Deguara returned to the Southeast Asian league with San Miguel Alab Pilipinas, replacing Adrian Forbes as the team's third import.

===Taiwan===
On 21 March 2022, Deguara signed with the TaiwanBeer HeroBears of the T1 League. On 9 August, Deguara signed with the Tainan TSG GhostHawks of the T1 League.

===Hong Kong===
On 14 June 2023, Deguara signed with the Hong Kong Bulls of the National Basketball League.

===Return to Taiwan===
On 8 September 2023, Deguara re-signed with the Tainan TSG GhostHawks. On 27 January 2024, the Tainan TSG GhostHawks terminated the contract relationship with Deguara.

===Macau===
On 13 September 2024, Deguara signed with the Macau Black Bears of the East Asia Super League for the 2024–25 season.

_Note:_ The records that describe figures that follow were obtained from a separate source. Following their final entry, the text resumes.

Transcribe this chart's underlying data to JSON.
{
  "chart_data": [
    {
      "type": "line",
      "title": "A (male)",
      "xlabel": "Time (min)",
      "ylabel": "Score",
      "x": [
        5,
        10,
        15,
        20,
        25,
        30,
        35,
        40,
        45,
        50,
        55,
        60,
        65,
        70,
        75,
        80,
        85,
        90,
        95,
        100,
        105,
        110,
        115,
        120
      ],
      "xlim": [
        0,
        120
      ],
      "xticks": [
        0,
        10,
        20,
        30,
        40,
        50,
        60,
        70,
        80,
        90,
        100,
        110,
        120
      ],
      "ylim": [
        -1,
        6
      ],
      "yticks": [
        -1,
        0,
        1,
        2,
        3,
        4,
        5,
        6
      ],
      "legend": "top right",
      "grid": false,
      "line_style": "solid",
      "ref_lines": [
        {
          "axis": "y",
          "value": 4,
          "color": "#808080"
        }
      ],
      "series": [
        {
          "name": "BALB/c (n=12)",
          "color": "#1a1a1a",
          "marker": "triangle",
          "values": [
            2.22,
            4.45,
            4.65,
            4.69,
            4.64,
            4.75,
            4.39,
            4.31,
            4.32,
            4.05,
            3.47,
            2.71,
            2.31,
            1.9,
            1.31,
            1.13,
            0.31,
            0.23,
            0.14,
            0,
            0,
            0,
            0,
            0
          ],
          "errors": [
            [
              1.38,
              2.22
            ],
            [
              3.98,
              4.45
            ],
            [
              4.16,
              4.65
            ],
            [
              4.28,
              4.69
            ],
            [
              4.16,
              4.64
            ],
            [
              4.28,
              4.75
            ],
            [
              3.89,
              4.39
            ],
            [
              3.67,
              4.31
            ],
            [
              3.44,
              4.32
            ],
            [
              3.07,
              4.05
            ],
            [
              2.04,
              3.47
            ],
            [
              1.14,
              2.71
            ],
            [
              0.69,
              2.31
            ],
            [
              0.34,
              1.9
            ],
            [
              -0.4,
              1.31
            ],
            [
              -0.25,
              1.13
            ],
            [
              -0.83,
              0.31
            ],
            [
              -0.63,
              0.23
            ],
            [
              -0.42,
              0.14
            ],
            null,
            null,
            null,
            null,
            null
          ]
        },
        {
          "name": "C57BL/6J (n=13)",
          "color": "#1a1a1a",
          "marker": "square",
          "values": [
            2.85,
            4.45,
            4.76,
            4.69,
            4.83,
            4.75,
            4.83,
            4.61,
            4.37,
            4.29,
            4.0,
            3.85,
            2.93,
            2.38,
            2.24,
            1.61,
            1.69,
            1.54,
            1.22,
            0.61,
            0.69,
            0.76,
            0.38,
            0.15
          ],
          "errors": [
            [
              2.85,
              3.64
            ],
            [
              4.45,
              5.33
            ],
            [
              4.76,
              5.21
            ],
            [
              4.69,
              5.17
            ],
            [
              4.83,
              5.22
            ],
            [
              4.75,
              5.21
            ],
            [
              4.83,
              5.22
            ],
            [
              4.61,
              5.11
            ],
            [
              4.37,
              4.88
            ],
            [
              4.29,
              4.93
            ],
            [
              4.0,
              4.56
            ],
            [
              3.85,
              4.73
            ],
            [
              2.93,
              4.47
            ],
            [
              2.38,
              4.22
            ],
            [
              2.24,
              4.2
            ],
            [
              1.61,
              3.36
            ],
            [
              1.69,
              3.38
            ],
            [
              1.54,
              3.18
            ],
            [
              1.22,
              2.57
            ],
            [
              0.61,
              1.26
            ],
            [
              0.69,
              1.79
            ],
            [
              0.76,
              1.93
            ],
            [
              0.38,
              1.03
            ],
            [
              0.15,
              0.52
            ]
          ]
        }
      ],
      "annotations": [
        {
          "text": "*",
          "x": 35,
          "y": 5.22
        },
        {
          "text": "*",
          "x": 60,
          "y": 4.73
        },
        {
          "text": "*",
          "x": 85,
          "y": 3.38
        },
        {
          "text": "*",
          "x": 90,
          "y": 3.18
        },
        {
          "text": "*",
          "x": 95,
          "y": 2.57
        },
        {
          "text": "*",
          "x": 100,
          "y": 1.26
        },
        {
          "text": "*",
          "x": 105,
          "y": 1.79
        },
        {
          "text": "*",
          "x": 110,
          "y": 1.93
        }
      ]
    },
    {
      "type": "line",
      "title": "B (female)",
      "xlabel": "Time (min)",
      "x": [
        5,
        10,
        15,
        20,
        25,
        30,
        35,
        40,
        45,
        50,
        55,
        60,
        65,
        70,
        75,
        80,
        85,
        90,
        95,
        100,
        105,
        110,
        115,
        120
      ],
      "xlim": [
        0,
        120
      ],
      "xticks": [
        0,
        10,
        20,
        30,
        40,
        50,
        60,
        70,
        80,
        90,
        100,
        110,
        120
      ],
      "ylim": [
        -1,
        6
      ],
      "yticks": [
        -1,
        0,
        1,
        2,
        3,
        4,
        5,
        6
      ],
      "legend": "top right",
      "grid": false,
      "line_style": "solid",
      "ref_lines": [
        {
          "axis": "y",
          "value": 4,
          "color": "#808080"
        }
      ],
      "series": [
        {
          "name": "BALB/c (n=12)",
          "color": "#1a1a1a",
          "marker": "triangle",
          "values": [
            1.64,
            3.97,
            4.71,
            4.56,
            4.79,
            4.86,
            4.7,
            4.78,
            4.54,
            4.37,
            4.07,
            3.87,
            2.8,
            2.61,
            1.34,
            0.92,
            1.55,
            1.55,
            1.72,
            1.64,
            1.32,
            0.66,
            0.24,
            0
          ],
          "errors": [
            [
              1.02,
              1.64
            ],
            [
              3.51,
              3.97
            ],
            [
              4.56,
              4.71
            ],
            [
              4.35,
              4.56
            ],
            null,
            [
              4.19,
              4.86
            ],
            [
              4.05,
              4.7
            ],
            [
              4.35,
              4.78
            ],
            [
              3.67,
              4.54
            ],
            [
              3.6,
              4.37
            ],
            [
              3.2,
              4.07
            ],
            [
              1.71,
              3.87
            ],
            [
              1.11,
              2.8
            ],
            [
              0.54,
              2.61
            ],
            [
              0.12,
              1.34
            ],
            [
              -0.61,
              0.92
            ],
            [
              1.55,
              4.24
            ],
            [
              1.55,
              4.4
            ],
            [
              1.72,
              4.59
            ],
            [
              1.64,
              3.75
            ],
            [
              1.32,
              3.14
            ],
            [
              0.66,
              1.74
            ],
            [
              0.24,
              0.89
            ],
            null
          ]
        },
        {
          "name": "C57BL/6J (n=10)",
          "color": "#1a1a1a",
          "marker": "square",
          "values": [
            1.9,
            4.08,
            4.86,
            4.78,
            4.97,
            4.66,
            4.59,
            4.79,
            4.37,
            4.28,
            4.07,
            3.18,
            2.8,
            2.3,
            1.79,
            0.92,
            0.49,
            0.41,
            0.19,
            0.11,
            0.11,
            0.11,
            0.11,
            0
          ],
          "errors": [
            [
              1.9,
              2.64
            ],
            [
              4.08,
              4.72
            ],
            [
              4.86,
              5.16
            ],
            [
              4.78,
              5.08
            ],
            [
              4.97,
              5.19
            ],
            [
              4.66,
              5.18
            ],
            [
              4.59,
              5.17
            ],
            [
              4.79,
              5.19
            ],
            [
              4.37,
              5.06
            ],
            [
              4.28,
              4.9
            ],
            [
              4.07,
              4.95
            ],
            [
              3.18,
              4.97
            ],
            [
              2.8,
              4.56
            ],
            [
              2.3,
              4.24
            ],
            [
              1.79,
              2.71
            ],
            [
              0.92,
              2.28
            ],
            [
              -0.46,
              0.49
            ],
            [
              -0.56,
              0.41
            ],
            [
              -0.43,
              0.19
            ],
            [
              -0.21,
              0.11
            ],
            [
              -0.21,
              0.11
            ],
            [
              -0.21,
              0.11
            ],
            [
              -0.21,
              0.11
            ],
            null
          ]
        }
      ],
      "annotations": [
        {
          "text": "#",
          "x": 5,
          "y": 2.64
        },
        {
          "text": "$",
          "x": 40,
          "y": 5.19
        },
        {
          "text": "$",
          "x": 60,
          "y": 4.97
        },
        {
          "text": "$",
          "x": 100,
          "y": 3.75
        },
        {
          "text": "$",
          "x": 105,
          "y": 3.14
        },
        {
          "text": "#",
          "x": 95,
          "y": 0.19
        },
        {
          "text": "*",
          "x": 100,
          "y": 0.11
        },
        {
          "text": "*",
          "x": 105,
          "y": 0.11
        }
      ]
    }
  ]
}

===The Asian Tournament===
He played for the Taiwan Mustangs, Aces, and Philippine Aces United in the 2024, 2025, and 2026 editions, respectively.

===Zamboanga Valientes===
He played for Zamboanga Valientes during the 34th edition of the Dubai Basketball Championship, and the Governor Hofer Invitational Basketball Championship in Zamboanga Sibugay.

==National team career==
Deguara is the tallest player on the Malta national basketball team, and has been in the national set-up since he was 14. Deguara was also part of the Malta national team that won the Division C of the FIBA Europe Under-18 Championship on home soil in 2009, where he averaged 27.2 points and 23.8 rebounds per game. Deguara also played for the medal-winning teams of Malta that took part in the 2010, 2012 and 2014 European Championships for Small Countries, winning bronze, another bronze and silver medals, respectively, in these events.

In 2018, he helped Malta to win the tournament and achieved the MVP title despite only averaging 17.9 minutes of playtime per game.

==Playing style==
He is noted for his rebounding ability and his passing from the post position.